Saturday, September 11, 2010

Radioactive decay isn't constant

This post is partly made to be an extension of my memory.

I find this fascinating: Radioactive decay rates vary with the sun's rotation:

A team of scientists from Purdue and Stanford universities has found that the decay of radioactive isotopes fluctuates in synch with the rotation of the sun's core.
The fluctuations appear to be very small but could lead to predictive tools for solar flares and may have an impact on medical radiation treatments.
This adds to evidence of swings in decay rates in response to solar activity and the distance between the Earth and the sun that Purdue researchers Ephraim Fischbach, a professor of physics, and Jere Jenkins, a nuclear engineer, have been gathering for the last four years. The Purdue team previously reported observing a drop in the rate of decay that began a day and half before and peaked during the December 2006 solar flare and an annual fluctuation that appeared to be based on the Earth's orbit of, and changing distance from, the sun, Jenkins said.


The assumption has always been that radioactive decay never varied; it was always constant. This affects things like atomic clocks and estimates on the age of artifacts.

Right now scientists only see a slight variation, like one tenth of one percent. So it may not make a huge difference.

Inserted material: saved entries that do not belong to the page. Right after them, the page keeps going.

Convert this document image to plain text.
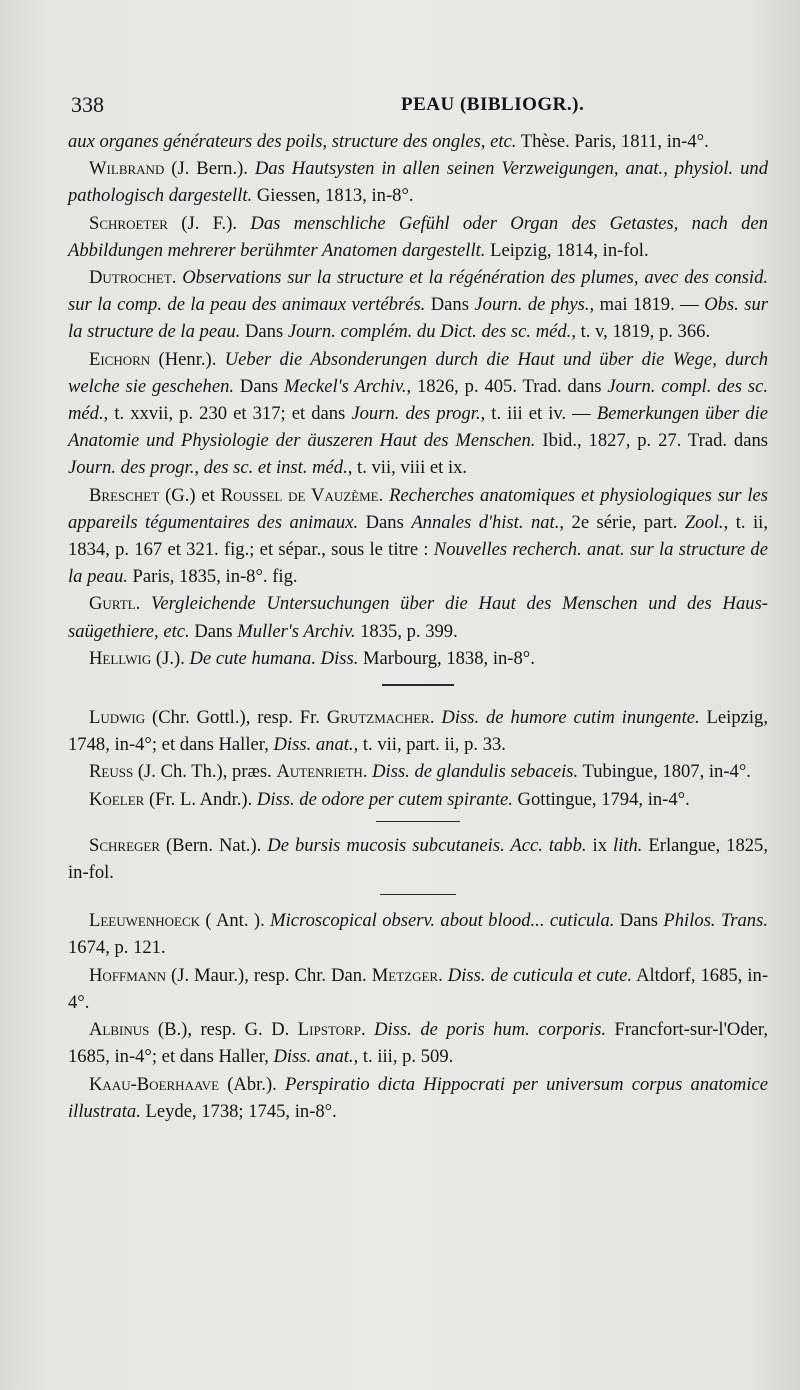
338	PEAU (BIBLIOGR.).

aux organes générateurs des poils, structure des ongles, etc. Thèse. Paris, 1811, in-4°.

Wilbrand (J. Bern.). Das Hautsysten in allen seinen Verzweigungen, anat., physiol. und pathologisch dargestellt. Giessen, 1813, in-8°.

Schroeter (J. F.). Das menschliche Gefühl oder Organ des Getastes, nach den Abbildungen mehrerer berühmter Anatomen dargestellt. Leipzig, 1814, in-fol.

Dutrochet. Observations sur la structure et la régénération des plumes, avec des consid. sur la comp. de la peau des animaux vertébrés. Dans Journ. de phys., mai 1819. — Obs. sur la structure de la peau. Dans Journ. complém. du Dict. des sc. méd., t. v, 1819, p. 366.

Eichorn (Henr.). Ueber die Absonderungen durch die Haut und über die Wege, durch welche sie geschehen. Dans Meckel's Archiv., 1826, p. 405. Trad. dans Journ. compl. des sc. méd., t. xxvii, p. 230 et 317; et dans Journ. des progr., t. iii et iv. — Bemerkungen über die Anatomie und Physiologie der äuszeren Haut des Menschen. Ibid., 1827, p. 27. Trad. dans Journ. des progr., des sc. et inst. méd., t. vii, viii et ix.

Breschet (G.) et Roussel de Vauzème. Recherches anatomiques et physiologiques sur les appareils tégumentaires des animaux. Dans Annales d'hist. nat., 2e série, part. Zool., t. ii, 1834, p. 167 et 321. fig.; et sépar., sous le titre : Nouvelles recherch. anat. sur la structure de la peau. Paris, 1835, in-8°. fig.

Gurtl. Vergleichende Untersuchungen über die Haut des Menschen und des Haus-saügethiere, etc. Dans Muller's Archiv. 1835, p. 399.

Hellwig (J.). De cute humana. Diss. Marbourg, 1838, in-8°.

Ludwig (Chr. Gottl.), resp. Fr. Grutzmacher. Diss. de humore cutim inungente. Leipzig, 1748, in-4°; et dans Haller, Diss. anat., t. vii, part. ii, p. 33.

Reuss (J. Ch. Th.), præs. Autenrieth. Diss. de glandulis sebaceis. Tubingue, 1807, in-4°.

Koeler (Fr. L. Andr.). Diss. de odore per cutem spirante. Gottingue, 1794, in-4°.

Schreger (Bern. Nat.). De bursis mucosis subcutaneis. Acc. tabb. ix lith. Erlangue, 1825, in-fol.

Leeuwenhoeck ( Ant. ). Microscopical observ. about blood... cuticula. Dans Philos. Trans. 1674, p. 121.

Hoffmann (J. Maur.), resp. Chr. Dan. Metzger. Diss. de cuticula et cute. Altdorf, 1685, in-4°.

Albinus (B.), resp. G. D. Lipstorp. Diss. de poris hum. corporis. Francfort-sur-l'Oder, 1685, in-4°; et dans Haller, Diss. anat., t. iii, p. 509.

Kaau-Boerhaave (Abr.). Perspiratio dicta Hippocrati per universum corpus anatomice illustrata. Leyde, 1738; 1745, in-8°.
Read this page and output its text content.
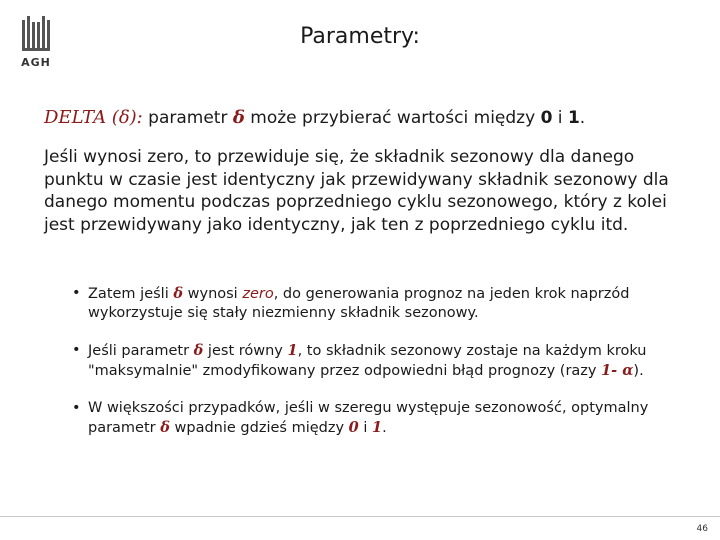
AGH
Parametry:
DELTA (δ): parametr δ może przybierać wartości między 0 i 1.

Jeśli wynosi zero, to przewiduje się, że składnik sezonowy dla danego punktu w czasie jest identyczny jak przewidywany składnik sezonowy dla danego momentu podczas poprzedniego cyklu sezonowego, który z kolei jest przewidywany jako identyczny, jak ten z poprzedniego cyklu itd.

• Zatem jeśli δ wynosi zero, do generowania prognoz na jeden krok naprzód wykorzystuje się stały niezmienny składnik sezonowy.
• Jeśli parametr δ jest równy 1, to składnik sezonowy zostaje na każdym kroku "maksymalnie" zmodyfikowany przez odpowiedni błąd prognozy (razy 1- α).
• W większości przypadków, jeśli w szeregu występuje sezonowość, optymalny parametr δ wpadnie gdzieś między 0 i 1.
46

I find it exciting that there is still much of the universe we don't understand.


Anonymous said...

So Winchell D. Chung mentioned this too, and the best possible use for this is for astronauts to predict and evade solar storms that would otherwise cause them great harm. This seems to work because the decay rate changes a day or two before solar output changes.

Henry Cate said...

An early warning system for solar storms will be a great benefit as we move more into space.

I wonder what it is about solar activity that influences radioactive decay. Does this mean materials decay faster when they are close to the sun, and slower out say near Pluto?

My father speculated that the flow of neutrinos might sometimes cause the decay.

Anonymous said...

Yeah, I sort of remember from watching Nigel Calder's "Key to the Universe" that neutrinos are the gauge particles for the weak force, and the weak force is responsible for radioactive decay.

Anonymous said...

I guess I didn't "sort of remember" correctly; that's not what the show said.